The day after graduating, Gaynor joined the Fulton firm, where he focused on litigation and corporate law. In 1997 Gaynor and Emily Bass formed Gaynor & Bass and then conducted a general legal practice, emphasizing litigation, and represented corporations, individuals and a New York City labor union. Notably, Gaynor & Bass prevailed in the Second Circuit in a seminal copyright infringement case, Tasini v. New York Times, against newspaper and magazine publishers and Lexis-Nexis. The U.S. Supreme Court affirmed, 7 to 2, holding that the copyrights of freelance writers had been infringed when their work was put online without permission or compensation.

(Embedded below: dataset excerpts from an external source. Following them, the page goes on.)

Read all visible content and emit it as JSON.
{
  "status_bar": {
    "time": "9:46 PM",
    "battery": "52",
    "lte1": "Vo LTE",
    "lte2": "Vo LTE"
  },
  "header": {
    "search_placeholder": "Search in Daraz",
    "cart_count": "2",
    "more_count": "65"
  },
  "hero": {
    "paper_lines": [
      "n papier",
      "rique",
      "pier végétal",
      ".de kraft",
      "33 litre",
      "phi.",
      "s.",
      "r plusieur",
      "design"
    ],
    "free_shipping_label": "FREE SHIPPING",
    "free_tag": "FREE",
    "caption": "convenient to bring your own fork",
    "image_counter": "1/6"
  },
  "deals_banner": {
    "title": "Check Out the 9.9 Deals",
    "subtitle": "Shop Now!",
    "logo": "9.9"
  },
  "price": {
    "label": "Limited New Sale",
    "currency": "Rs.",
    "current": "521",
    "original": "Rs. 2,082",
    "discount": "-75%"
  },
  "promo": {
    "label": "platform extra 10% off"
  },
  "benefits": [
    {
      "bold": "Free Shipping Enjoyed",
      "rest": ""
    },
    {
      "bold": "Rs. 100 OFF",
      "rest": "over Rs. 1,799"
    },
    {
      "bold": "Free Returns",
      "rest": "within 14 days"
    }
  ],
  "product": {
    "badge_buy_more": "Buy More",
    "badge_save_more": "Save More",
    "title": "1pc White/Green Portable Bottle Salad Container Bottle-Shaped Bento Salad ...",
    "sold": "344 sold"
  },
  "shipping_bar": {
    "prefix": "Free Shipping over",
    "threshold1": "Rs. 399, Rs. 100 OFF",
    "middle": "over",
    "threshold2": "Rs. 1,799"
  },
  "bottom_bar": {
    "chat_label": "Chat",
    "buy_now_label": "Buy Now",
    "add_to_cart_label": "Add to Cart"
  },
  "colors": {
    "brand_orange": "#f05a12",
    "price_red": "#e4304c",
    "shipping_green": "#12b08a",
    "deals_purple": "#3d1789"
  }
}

Gaynor currently contributes regularly to www.MichNews.com, www.RenewAmerica.com, www.WebCommentary.com, www.PostChronicle.com and www.therealitycheck.org and has contributed to many other websites. He has written extensively on political and religious issues, notably the Terry Schiavo case, the Duke "no rape" case, ACORN and canon law, and appeared as a guest on television and radio. He was acknowledged in Until Proven Innocent, by Stuart Taylor and KC Johnson, and Culture of Corruption, by Michelle Malkin. He appeared on "Your World With Cavuto" to promote an eBay boycott that he initiated and "The World Over With Raymond Arroyo" (EWTN) to discuss the legal implications of the Schiavo case. On October 22, 2008, Gaynor was the first to report that The New York Times had killed an Obama/ACORN expose on which a Times reporter had been working with ACORN whistleblower Anita MonCrief.